Negli anni Settanta Cloti Ricciardi si concentra sulla pratica e la ricerca teorico politica femminista. E’ stata una delle animatrici del circolo Pompeo Magno, fulcro del movimento femminista romano. Fin dal primo numero collabora con Effe e co-fonda Differenze, rivista di pratica e teoria politica, scrivendo numerosi saggi storico-filosofici.

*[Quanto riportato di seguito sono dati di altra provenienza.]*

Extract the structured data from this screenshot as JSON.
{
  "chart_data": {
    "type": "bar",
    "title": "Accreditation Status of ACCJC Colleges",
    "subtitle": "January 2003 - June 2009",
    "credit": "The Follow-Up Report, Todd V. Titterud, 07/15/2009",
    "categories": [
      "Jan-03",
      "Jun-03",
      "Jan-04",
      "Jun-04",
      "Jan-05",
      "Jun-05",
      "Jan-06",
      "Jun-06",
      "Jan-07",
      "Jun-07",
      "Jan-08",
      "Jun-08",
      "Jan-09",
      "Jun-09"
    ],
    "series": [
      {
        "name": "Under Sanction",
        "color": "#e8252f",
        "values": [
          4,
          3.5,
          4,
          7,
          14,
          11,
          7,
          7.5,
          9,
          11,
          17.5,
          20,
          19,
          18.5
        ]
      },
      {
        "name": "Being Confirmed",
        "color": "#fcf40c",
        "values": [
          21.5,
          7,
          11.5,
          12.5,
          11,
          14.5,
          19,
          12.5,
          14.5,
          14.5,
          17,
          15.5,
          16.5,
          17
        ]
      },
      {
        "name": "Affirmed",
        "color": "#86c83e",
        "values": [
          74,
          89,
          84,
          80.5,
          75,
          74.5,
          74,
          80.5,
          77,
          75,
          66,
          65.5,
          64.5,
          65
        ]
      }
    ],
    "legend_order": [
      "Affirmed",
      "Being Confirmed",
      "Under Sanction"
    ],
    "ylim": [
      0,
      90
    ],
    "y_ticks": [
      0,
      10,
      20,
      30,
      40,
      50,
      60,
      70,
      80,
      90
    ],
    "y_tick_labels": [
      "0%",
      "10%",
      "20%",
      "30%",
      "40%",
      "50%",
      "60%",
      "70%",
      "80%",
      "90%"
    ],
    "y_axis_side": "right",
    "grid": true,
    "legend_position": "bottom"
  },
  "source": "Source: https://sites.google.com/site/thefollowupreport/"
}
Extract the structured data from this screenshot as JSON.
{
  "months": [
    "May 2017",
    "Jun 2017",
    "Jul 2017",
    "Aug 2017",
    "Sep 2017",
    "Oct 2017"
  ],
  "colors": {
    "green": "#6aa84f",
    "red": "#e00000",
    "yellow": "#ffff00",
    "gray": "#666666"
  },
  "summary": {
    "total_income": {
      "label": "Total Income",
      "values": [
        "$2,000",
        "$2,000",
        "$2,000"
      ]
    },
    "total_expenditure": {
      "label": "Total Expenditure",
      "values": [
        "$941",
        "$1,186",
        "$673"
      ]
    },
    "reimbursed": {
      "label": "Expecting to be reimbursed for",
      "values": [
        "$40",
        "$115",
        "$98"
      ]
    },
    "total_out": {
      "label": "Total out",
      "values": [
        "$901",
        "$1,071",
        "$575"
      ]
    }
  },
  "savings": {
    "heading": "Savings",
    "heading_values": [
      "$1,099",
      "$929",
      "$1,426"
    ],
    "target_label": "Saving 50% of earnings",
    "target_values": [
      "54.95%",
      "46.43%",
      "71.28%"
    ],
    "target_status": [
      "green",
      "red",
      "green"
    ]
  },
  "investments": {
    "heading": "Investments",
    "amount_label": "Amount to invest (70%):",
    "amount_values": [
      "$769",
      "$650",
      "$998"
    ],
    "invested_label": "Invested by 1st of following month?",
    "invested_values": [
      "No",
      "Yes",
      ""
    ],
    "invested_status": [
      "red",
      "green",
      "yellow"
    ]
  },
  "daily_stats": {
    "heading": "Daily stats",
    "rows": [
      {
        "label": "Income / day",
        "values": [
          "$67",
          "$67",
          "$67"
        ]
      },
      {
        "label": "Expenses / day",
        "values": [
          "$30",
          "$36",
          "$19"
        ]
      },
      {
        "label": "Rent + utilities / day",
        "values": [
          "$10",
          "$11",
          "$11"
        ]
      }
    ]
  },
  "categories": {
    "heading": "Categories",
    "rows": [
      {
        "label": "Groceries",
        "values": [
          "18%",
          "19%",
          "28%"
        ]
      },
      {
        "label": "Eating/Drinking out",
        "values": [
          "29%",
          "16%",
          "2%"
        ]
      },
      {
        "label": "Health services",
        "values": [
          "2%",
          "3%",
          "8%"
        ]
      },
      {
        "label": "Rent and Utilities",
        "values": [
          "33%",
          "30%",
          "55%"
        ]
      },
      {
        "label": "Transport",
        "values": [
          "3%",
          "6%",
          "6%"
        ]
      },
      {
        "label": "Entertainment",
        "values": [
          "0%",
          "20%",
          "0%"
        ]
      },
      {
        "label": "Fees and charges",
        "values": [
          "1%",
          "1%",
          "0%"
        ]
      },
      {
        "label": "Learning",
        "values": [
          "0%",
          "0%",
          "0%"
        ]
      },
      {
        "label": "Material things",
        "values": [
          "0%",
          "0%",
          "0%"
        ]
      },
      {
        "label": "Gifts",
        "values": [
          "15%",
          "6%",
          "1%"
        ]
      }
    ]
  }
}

Negli anni Ottanta riprende l’attività espositiva con continuità, in particolare con lo sviluppo delle opere della serie Anomie del tempo e dello spazio dal 1994 fino al 2019.
Nel 1993 partecipa alla 45a edizione della Biennale di Venezia che le riserva una sala personale presso il Padiglione Italia. Nel 2008, a Pechino, partecipa a Scultura e nel 2009 è presente di nuovo alla Biennale di Venezia. Ci sarà poi la splendida doppia personale con Lucilla Catania, 12 Disegni per 2 Sculture, per la cura di Anna Imponente e Giuseppe Appella, presso il Museo Casa Natale Gabriele d’Annunzio di Pescara e il Museo della Scultura Contemporanea di Matera nel 2010. In Austria poi, nel 2013 partecipa alla grande collettiva internazionale Gegenwelten, per la cura di Christoph Bertsch, presso Schloss Ambras di Innsbruck. Nello stesso anno la Galleria Nazionale d’Arte Moderna di Roma le commissiona una sua opera, Ipotesi grafica, collocata nella vasca superiore del Giardino delle Fontane. Ancora nel 2018 le collettive a Vilnius, Writing e Magma a Roma all’Istituto Nazionale della Grafica e nel 2019, curata da Ilse Lafer, Doing Deculturalization
Le più recenti occasioni che hanno visto Cloti Ricciardi di nuovo protagonista della scena del contemporaneo sono la partecipazione alla Quadriennale di Roma nel 2020, con l’installazione Respiro, e la piccola ma significativa personale, a cura di Cesare Biasini Selvaggi, presso gli spazi Ipogeo e Progetti di Sculture in Campo, nel Borgo Antico di Bassano in Teverina.